Authors: Dan Royall*, UNC-Greensboro
Keywords: urban stream, regolith, southern Piedmont, watershed
Session Type: Paper
Presentation File: No File Uploaded
Urban stream environments are often thought of as highly heterogeneous, and this characteristic has commonly been cited as an important cause of variability in stream channel morphology. Environmental heterogeneity along urban stream channels most obviously results from contact with infrastructure, and perhaps less obviously from variability in riparian vegetation and streambank materials. In this paper, variability in the characteristics of urban riparian regolith is assessed within the North Buffalo Creek watershed of Greensboro North Carolina in the southern Piedmont physiographic province.
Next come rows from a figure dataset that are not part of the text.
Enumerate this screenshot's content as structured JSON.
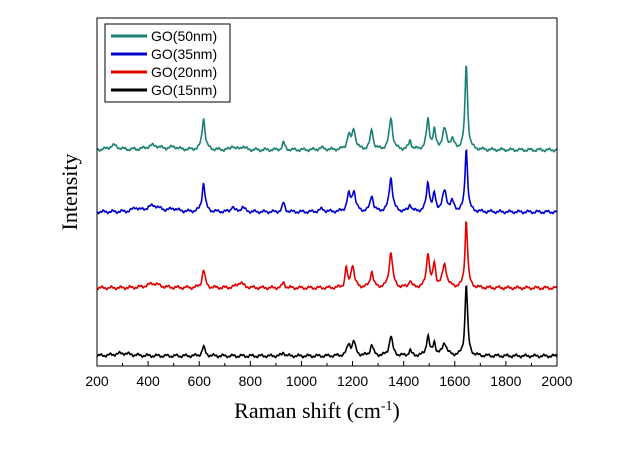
{
  "chart_data": {
    "type": "line",
    "title": "",
    "xlabel": "Raman shift (cm",
    "xlabel_sup": "-1",
    "xlabel_close": ")",
    "ylabel": "Intensity",
    "xlim": [
      200,
      2000
    ],
    "xticks": [
      200,
      400,
      600,
      800,
      1000,
      1200,
      1400,
      1600,
      1800,
      2000
    ],
    "grid": false,
    "legend_position": "top-left",
    "series": [
      {
        "name": "GO(50nm)",
        "color": "#1a8074",
        "offset": 3,
        "peaks": [
          [
            265,
            0.05,
            20
          ],
          [
            420,
            0.05,
            30
          ],
          [
            500,
            0.03,
            18
          ],
          [
            617,
            0.35,
            7
          ],
          [
            730,
            0.05,
            6
          ],
          [
            770,
            0.04,
            10
          ],
          [
            930,
            0.08,
            6
          ],
          [
            1080,
            0.02,
            15
          ],
          [
            1185,
            0.15,
            8
          ],
          [
            1205,
            0.22,
            8
          ],
          [
            1275,
            0.22,
            7
          ],
          [
            1350,
            0.35,
            8
          ],
          [
            1425,
            0.1,
            6
          ],
          [
            1495,
            0.33,
            7
          ],
          [
            1520,
            0.2,
            6
          ],
          [
            1560,
            0.22,
            10
          ],
          [
            1590,
            0.1,
            8
          ],
          [
            1645,
            0.95,
            6
          ]
        ]
      },
      {
        "name": "GO(35nm)",
        "color": "#0000cc",
        "offset": 2,
        "peaks": [
          [
            350,
            0.04,
            12
          ],
          [
            420,
            0.07,
            30
          ],
          [
            500,
            0.03,
            18
          ],
          [
            617,
            0.32,
            7
          ],
          [
            730,
            0.06,
            6
          ],
          [
            770,
            0.05,
            10
          ],
          [
            930,
            0.1,
            6
          ],
          [
            1080,
            0.03,
            12
          ],
          [
            1185,
            0.18,
            8
          ],
          [
            1205,
            0.22,
            8
          ],
          [
            1275,
            0.18,
            7
          ],
          [
            1350,
            0.38,
            8
          ],
          [
            1425,
            0.08,
            6
          ],
          [
            1495,
            0.32,
            7
          ],
          [
            1520,
            0.18,
            6
          ],
          [
            1560,
            0.22,
            10
          ],
          [
            1590,
            0.1,
            8
          ],
          [
            1645,
            0.7,
            6
          ]
        ]
      },
      {
        "name": "GO(20nm)",
        "color": "#e00000",
        "offset": 1,
        "peaks": [
          [
            420,
            0.05,
            30
          ],
          [
            617,
            0.2,
            7
          ],
          [
            760,
            0.06,
            15
          ],
          [
            930,
            0.06,
            6
          ],
          [
            1175,
            0.22,
            5
          ],
          [
            1200,
            0.25,
            8
          ],
          [
            1275,
            0.18,
            7
          ],
          [
            1350,
            0.4,
            8
          ],
          [
            1425,
            0.08,
            6
          ],
          [
            1495,
            0.38,
            7
          ],
          [
            1520,
            0.25,
            6
          ],
          [
            1560,
            0.25,
            10
          ],
          [
            1645,
            0.75,
            6
          ]
        ]
      },
      {
        "name": "GO(15nm)",
        "color": "#000000",
        "offset": 0,
        "peaks": [
          [
            300,
            0.03,
            40
          ],
          [
            617,
            0.1,
            7
          ],
          [
            930,
            0.04,
            6
          ],
          [
            1185,
            0.12,
            8
          ],
          [
            1205,
            0.15,
            8
          ],
          [
            1275,
            0.12,
            7
          ],
          [
            1350,
            0.22,
            8
          ],
          [
            1425,
            0.06,
            6
          ],
          [
            1495,
            0.22,
            7
          ],
          [
            1520,
            0.14,
            6
          ],
          [
            1560,
            0.14,
            10
          ],
          [
            1645,
            0.8,
            6
          ]
        ]
      }
    ]
  }
}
Field-survey and lab data are used to define streambank regolith types, and construct a framework for classifying bank exposures based on their composition and architecture. Particular emphasis is placed on identifying the prevalence, types, and influence of human transported material (HTM) in bank profiles. Spatial patterns in bank material diversity and/or complexity are sought, paralleling emerging interests in studies of spatial order in urban soilscapes related to the organization of urban land use. Among the findings are that 1.) urban riparian regolith properties can in some cases preserve and reflect lengthy land use histories, 2.) human transported material (HTM) is an important but not dominant component of exposed streambank regolith, and 3.) simple architectures predominate over complex ones on a stream-length basis, largely as a result of inset alluvial channel formation.